As somebody who has spent the last 25 years supporting the parents of children with such injuries due to medical negligence, and fighting for better and speedier access to compensation, I would certainly welcome any changes which will better support families.
Under the new plans, it is said parents with a maternity claim would be able to join a voluntary “rapid resolution and redress” scheme.
This would see their case assessed by independent investigators, and their findings would then be presented to a panel of legal and medical experts to decide whether compensation is warranted, and arrange for payments to be made.
It all sounds so simple, but unfortunately, these cases are not.
Yes, such a system may be ideal if the primary aim is to save the NHS money and fast-track hundreds of cases of neglect.
I would hope the primary focus of any new birth injury compensation scheme would be to reduce the numbers of errors on maternity wards causing these life-long struggles for children and their families.
The priority should also be ensuring that when these errors do occur, families have the support required to ensure they and their children can live as comfortable a life as possible.
The main reason these cases take a long time to settle is because the child needs to be old enough to be assessed and at least have started school. Care costs are awarded on a yearly basis for life.
The full impact of brain injuries from birth – often linked with a failure to monitor babies’ heart rates or to detect risks of oxygen starvation – very rarely, if ever, become fully apparent until a child has started to develop and mature.
Only then is the full impact of the injuries suffered, and financial and physical support required, fully understood and able to be assessed.
Equally, I have seen many cases where initial assessments have indicated an expectation that a child may not live beyond one or two years, but they have in fact then gone on to live long lives. In such cases, only on-going legal support has ensured they have been provided with all they have needed to get some quality of life.
Another area of concern for me is the access to local care and equipment under the proposed scheme. I can’t begin to imagine how parents would go about accessing the care and therapies they need in their local communities, and how would they find the mobility equipment required via the NHS, knowing how limited resources are in many parts of the country.

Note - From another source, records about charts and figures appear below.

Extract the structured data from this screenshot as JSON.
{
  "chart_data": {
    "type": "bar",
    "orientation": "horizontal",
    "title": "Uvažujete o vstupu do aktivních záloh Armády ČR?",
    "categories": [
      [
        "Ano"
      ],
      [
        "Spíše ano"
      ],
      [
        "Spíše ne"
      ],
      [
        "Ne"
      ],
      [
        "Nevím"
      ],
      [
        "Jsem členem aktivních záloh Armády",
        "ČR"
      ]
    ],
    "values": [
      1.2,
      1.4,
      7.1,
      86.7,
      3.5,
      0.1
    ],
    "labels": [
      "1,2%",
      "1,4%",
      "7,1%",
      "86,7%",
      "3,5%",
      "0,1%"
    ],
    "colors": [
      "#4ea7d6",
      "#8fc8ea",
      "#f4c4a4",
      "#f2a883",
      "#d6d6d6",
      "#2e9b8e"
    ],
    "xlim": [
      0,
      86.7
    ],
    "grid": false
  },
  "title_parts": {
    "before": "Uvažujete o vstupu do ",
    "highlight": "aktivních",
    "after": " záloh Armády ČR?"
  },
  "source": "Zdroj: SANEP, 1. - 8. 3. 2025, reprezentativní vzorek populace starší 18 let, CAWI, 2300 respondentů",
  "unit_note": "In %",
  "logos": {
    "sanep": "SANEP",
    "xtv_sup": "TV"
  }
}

In many areas such support and equipment simply isn’t there, and it needs private funding and expertise – gained over years of supporting families in this situation – to fill what is a massive void in the system.

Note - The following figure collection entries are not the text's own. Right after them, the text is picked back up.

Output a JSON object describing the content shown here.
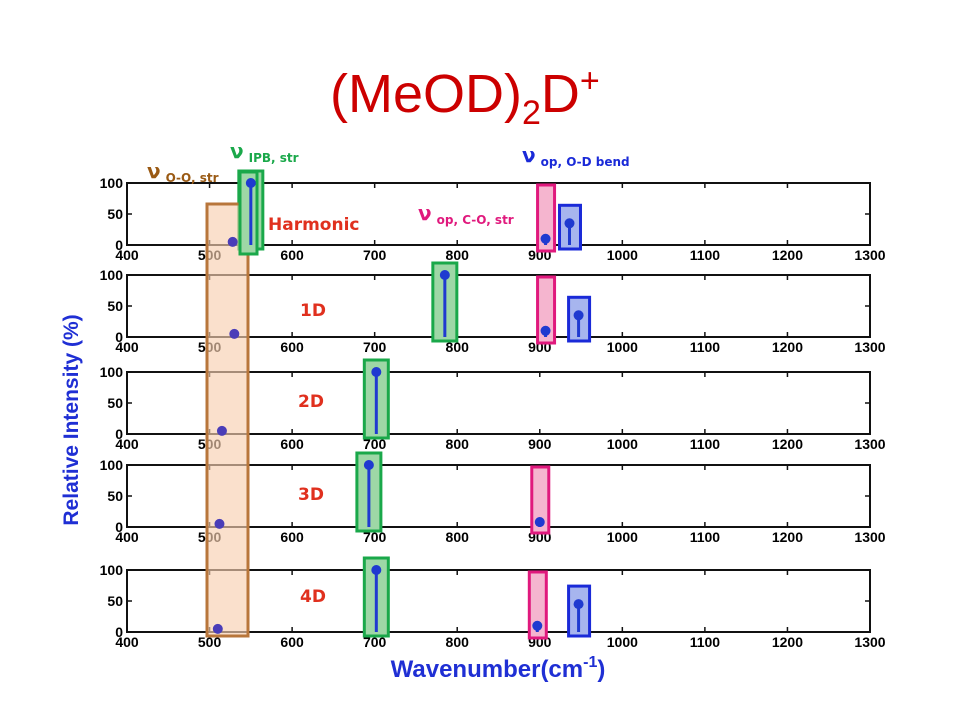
{
  "title": {
    "main": "(MeOD)",
    "sub": "2",
    "main2": "D",
    "sup": "+"
  },
  "colors": {
    "title": "#cc0000",
    "axisLabel": "#1f2fd4",
    "stick": "#1f3ad0",
    "marker": "#4a3db8",
    "orange": "#b8763b",
    "orangeFill": "#f8d0b0",
    "green": "#1aa84a",
    "greenFill": "#9ed7a6",
    "pink": "#e0197d",
    "pinkFill": "#f5b5cf",
    "blue": "#1a2ad8",
    "blueFill": "#a7b5ee",
    "brown": "#9a5a14",
    "panelLabel": "#e0301e"
  },
  "chart_data": {
    "type": "stem",
    "xlabel": "Wavenumber(cm",
    "xlabel_sup": "-1",
    "xlabel_close": ")",
    "ylabel": "Relative Intensity (%)",
    "xlim": [
      400,
      1300
    ],
    "ylim": [
      0,
      100
    ],
    "xticks": [
      "400",
      "500",
      "600",
      "700",
      "800",
      "900",
      "1000",
      "1100",
      "1200",
      "1300"
    ],
    "yticks": [
      "0",
      "50",
      "100"
    ],
    "panels": [
      {
        "label": "Harmonic",
        "sticks": [
          {
            "x": 528,
            "y": 5
          },
          {
            "x": 550,
            "y": 100
          },
          {
            "x": 907,
            "y": 10
          },
          {
            "x": 936,
            "y": 35
          }
        ]
      },
      {
        "label": "1D",
        "sticks": [
          {
            "x": 530,
            "y": 5
          },
          {
            "x": 785,
            "y": 100
          },
          {
            "x": 907,
            "y": 10
          },
          {
            "x": 947,
            "y": 35
          }
        ]
      },
      {
        "label": "2D",
        "sticks": [
          {
            "x": 515,
            "y": 5
          },
          {
            "x": 702,
            "y": 100
          }
        ]
      },
      {
        "label": "3D",
        "sticks": [
          {
            "x": 512,
            "y": 5
          },
          {
            "x": 693,
            "y": 100
          },
          {
            "x": 900,
            "y": 8
          }
        ]
      },
      {
        "label": "4D",
        "sticks": [
          {
            "x": 510,
            "y": 5
          },
          {
            "x": 702,
            "y": 100
          },
          {
            "x": 897,
            "y": 10
          },
          {
            "x": 947,
            "y": 45
          }
        ]
      }
    ],
    "mode_labels": [
      {
        "symbol": "ν",
        "subscript": "O-O, str",
        "color": "brown"
      },
      {
        "symbol": "ν",
        "subscript": "IPB, str",
        "color": "green"
      },
      {
        "symbol": "ν",
        "subscript": "op, C-O, str",
        "color": "pink"
      },
      {
        "symbol": "ν",
        "subscript": "op, O-D bend",
        "color": "blue"
      }
    ]
  }
}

Mr Hunt says there is too much of a ‘blame culture’ and a fear of ‘litigation or worry about damage to reputation or careers’ when mistakes are made, and with that in mind it is very positive to hear that NHS staff who own up to blunders will get legal protection from prosecution based on their own evidence, although they could rightly still face sanctions if guilty of malpractice or negligence.
It appears that Mr Hunt and the Department of Health have perhaps identified – although maybe not fully recognised – the main issue in all of this.
Blame isn’t the focus, and is never the aim of a legal case.
When we set out to represent a family, finding out who was to blame is never the goal, we simply seek to ensure children and families who have been badly let down are fully supported for a long and challenging life ahead.
A more open culture, where errors are admitted candidly, can shift the entire focus immediately and see all parties work together on the rehabilitation and care requirements of the injured party and their families.
Lessons will be learned and changes and improvement will be made, but not at the expense of the Child at the centre of each and every one of these claims.